Costas’ comments didn’t really center around politics per se. It’s more a mental health issue. Gun violence is about someone’s child or the family down the block. It’s about all the innocent people who die because rage now has a deadly weapon that can do more damage than any other tool of death that a killer can use. “Studies have shown that guns in the home increase chances of homicide two to three times, and gun death rates are seven times higher in states that have high household gun ownership, … according to the Brady Campaign” Numerous studies also show that where there are firearms, suicides are a greater occurrence.
This was about something that hits close to home everyday for people in our community, our state and this country. In just this last year we have seen 11,000 homicides in the U.S. as a result of firearms. 1800 of those were women caught up in domestic disputes with boyfriends or ex-husbands. The United States ranks fourth in the world with murder by firearms. The only reason we’re that low is because the other three – South Africa, Columbia and Thailand – are embroiled in political corruption, drug battles and civil unrest. I know, it seems like we exist under these conditions some of the times too. But the culture of violence in these countries are the results of decades long conflict and where the rule of law is extremely weak.
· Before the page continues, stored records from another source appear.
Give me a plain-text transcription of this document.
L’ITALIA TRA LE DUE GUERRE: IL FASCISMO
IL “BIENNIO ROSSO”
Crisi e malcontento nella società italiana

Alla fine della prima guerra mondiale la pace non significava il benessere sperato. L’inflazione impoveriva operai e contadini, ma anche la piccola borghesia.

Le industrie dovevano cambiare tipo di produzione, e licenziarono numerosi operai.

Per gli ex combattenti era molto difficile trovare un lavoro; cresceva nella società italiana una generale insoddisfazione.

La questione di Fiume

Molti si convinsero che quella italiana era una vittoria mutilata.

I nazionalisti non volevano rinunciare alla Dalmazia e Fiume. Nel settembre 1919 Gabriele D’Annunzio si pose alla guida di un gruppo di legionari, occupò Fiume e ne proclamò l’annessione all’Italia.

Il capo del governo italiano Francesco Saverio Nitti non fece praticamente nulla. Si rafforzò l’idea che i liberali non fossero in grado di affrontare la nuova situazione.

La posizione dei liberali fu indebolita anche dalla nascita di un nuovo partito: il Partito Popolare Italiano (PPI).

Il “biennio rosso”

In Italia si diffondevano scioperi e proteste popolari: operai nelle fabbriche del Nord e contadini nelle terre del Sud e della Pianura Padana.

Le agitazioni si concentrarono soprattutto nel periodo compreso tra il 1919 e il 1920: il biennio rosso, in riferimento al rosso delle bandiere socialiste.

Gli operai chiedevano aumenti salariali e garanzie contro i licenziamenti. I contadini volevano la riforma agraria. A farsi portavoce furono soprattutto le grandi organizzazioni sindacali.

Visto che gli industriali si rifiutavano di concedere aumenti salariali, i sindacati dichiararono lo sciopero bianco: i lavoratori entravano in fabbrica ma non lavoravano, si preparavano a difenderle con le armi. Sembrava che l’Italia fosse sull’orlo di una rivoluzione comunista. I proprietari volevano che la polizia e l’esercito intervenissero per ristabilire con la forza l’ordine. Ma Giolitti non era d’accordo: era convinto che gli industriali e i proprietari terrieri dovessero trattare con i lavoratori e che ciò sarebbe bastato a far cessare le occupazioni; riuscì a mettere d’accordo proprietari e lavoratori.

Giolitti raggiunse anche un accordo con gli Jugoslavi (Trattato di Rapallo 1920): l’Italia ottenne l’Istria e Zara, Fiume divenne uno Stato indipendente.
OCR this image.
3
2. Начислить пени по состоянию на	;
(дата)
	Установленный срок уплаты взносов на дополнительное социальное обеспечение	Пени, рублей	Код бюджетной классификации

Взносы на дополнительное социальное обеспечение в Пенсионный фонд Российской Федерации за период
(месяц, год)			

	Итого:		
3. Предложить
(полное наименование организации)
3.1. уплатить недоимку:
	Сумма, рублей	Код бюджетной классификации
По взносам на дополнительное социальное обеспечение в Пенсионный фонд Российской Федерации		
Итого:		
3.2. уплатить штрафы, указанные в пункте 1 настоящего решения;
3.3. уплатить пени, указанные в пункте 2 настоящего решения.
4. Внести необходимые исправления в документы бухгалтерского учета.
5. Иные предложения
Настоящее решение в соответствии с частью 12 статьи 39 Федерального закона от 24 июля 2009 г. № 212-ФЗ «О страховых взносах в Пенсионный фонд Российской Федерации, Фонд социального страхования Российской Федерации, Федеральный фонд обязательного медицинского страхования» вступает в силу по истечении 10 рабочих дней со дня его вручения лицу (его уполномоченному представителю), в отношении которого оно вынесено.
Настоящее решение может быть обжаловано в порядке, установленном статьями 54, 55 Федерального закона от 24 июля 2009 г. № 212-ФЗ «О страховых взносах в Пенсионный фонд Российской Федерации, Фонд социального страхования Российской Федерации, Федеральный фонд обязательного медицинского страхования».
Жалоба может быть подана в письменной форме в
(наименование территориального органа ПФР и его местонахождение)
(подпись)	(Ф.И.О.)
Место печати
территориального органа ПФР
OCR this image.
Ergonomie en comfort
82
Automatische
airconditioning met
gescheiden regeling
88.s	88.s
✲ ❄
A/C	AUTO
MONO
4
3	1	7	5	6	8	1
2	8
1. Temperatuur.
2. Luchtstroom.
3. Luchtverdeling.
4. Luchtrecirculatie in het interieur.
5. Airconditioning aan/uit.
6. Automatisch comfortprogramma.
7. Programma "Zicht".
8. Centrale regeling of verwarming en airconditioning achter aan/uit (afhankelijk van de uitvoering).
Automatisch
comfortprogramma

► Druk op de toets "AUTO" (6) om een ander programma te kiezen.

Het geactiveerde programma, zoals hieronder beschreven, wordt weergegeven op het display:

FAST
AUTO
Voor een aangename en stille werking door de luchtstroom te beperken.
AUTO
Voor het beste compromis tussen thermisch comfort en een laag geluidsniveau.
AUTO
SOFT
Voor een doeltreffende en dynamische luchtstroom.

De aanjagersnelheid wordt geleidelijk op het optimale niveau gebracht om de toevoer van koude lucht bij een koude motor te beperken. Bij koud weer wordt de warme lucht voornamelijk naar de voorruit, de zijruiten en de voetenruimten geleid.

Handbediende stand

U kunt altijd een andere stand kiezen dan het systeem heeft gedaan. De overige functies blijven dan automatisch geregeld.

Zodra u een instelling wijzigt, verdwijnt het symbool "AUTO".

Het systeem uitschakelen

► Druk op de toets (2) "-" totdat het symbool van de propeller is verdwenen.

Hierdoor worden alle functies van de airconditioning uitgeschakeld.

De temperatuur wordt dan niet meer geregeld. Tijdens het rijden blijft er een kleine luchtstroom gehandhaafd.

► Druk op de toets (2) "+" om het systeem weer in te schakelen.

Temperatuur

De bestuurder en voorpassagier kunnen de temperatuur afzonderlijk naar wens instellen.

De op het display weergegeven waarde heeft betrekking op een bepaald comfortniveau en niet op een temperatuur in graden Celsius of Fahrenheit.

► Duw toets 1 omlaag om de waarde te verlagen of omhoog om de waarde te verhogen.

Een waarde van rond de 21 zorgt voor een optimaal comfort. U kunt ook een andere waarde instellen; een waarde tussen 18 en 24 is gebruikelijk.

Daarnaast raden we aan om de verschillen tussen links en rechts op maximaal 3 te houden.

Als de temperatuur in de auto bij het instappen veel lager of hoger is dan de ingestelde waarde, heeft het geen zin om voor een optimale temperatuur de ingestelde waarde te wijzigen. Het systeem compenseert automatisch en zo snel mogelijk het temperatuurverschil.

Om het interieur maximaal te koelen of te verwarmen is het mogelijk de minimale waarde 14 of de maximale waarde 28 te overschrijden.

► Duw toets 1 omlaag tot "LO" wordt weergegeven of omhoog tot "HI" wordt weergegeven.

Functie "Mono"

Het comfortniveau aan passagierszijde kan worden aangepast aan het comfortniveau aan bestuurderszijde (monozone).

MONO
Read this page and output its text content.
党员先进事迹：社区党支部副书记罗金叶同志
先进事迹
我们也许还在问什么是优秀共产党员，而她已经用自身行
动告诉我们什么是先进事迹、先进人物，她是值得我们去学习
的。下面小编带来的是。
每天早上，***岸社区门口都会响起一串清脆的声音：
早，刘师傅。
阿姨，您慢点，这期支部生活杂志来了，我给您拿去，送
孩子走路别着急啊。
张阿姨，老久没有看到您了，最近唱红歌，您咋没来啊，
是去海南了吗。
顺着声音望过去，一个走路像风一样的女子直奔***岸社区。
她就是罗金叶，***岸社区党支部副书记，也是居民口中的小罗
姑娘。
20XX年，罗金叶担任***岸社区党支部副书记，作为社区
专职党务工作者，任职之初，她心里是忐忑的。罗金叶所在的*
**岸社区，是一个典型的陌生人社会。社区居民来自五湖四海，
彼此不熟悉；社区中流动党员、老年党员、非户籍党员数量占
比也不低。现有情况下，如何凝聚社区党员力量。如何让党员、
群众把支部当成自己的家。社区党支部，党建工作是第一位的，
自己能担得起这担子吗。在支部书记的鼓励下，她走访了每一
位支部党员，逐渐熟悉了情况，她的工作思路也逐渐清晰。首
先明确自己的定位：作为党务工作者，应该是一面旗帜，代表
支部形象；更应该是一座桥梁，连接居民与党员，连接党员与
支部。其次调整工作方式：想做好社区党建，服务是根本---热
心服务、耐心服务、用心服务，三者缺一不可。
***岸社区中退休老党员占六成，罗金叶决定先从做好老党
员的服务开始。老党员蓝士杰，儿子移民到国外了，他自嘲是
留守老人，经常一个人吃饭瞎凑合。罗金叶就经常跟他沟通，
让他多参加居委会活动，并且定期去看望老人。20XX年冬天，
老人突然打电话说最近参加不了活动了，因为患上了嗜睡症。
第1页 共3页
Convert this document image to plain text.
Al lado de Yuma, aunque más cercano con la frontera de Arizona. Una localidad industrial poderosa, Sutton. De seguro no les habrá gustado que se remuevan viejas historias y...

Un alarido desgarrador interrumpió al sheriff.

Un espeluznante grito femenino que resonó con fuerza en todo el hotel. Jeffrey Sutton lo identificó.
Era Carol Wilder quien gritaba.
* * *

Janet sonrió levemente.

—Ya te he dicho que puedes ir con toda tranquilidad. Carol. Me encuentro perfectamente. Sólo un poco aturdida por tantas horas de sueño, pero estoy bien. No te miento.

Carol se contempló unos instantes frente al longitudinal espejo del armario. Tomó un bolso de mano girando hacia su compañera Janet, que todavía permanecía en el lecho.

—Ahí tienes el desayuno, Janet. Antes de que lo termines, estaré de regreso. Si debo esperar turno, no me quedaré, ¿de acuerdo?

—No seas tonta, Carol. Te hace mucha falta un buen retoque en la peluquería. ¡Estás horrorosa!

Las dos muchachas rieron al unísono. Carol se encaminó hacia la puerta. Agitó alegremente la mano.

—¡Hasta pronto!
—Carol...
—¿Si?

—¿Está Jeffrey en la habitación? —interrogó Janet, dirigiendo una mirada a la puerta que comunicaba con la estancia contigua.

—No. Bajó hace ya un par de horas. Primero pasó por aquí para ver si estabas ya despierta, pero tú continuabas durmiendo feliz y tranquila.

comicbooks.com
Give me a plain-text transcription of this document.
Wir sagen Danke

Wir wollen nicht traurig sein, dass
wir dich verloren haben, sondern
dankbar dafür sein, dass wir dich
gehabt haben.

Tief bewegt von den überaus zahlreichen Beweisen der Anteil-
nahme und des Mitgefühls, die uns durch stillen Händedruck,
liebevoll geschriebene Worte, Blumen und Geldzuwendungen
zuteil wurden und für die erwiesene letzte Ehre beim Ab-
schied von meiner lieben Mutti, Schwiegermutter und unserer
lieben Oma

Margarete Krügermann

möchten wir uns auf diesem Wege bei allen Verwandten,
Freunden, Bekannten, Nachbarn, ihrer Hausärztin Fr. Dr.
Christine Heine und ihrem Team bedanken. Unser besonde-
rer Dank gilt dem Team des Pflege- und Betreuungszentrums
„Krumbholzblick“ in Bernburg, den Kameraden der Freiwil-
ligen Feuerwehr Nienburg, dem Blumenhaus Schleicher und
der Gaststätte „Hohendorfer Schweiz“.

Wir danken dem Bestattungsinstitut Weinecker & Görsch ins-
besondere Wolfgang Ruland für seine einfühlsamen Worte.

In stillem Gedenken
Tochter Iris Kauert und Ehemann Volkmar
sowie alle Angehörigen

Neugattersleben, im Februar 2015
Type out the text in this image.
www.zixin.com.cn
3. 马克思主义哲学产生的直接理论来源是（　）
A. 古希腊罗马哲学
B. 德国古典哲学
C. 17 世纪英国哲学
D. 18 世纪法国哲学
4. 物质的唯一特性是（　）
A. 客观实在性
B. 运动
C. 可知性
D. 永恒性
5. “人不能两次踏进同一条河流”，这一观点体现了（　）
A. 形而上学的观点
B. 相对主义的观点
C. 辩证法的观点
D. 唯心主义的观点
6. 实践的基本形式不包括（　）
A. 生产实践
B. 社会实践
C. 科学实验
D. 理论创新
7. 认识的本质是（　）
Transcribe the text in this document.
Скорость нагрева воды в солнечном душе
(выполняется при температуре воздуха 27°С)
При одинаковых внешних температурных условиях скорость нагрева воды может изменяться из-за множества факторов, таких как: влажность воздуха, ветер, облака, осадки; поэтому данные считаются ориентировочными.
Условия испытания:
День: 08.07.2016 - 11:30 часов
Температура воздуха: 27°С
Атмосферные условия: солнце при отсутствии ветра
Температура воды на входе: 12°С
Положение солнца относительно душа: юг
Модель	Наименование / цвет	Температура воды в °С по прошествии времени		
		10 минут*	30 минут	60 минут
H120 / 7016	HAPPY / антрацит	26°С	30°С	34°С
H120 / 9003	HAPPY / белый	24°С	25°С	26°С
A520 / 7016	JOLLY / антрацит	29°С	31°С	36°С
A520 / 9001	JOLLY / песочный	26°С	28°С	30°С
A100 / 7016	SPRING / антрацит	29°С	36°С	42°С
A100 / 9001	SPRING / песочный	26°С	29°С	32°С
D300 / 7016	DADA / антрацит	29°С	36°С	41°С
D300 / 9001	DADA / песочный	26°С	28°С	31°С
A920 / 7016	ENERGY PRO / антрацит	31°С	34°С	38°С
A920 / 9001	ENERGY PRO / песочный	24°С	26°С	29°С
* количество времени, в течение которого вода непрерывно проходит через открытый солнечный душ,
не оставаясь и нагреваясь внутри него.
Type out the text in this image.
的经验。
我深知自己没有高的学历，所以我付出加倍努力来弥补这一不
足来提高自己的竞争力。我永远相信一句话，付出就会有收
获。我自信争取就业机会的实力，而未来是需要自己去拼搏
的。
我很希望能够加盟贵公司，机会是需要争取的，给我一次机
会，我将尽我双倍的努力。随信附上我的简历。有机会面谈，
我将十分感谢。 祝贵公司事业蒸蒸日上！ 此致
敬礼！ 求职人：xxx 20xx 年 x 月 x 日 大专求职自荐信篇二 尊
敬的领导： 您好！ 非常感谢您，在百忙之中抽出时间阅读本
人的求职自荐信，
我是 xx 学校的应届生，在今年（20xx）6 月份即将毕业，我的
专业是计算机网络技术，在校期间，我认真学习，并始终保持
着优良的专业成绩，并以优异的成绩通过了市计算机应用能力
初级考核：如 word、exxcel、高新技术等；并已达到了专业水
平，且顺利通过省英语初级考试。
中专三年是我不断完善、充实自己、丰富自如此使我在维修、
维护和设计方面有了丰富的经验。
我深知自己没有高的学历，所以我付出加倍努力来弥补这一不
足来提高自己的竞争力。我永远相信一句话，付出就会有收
What seem to come across in Donna’s comments was the type of apathy that seems so common in our culture today when one more violent act at the hands of a gunman occurs, especially if they are black. Not that such violence is associated with being black. But it is associated with poverty and blacks in this country are disproportionately poorer than most other ethnic groups. I’ll save that argument for another day.
Such apathy is more common when senseless killings occur through American militarism, done in the name of National Security. Few people are probably aware that 176 children have been killed in Pakistan from U.S. drone strikes going after suspected terrorists. These kids are part of some 885 innocent civilians killed over the last eight years in our use of drones, with the vast majority of them occurring on Obama’s watch. But when we do become aware, how many of us are actually motivated to protests such actions by our government?
We are less likely to prevent a shooter from taking innocent lives in this country since they are so random in nature. But the use of drones isn’t. It’s a policy established by political leaders that we elected. It’s thought about and strategically planned on who to target and where to use these weapons. The fact that innocents may get caught up in this doesn’t always, if ever, prevent their deployment. The notion that “collateral damage” is a sad but expected consequence of such policies is the reaction of people who are far removed from the death and destruction these decisions result in.
Like the drone attacks and the other horrific acts of war, the daily gun violence we have been enduring for years has made us immune to one more tragedy. So much so it seems that there are people who get easily upset if they are reminded about it during their sporting events or other non-threatening activities. We just don’t want to be reminded that our world is always chaotic and there but for the grace of the gods go each of us.
This appears to be where Ms. Fielder is at and apparently my comments on her FB page responding to her acerbic diatribe has elicited an ultimatum from the former Record-Chronicle reporter:
“Larry. I don’t fear conversation. But I have the right to limit the drek(sic) people post on my space. Get off my page.”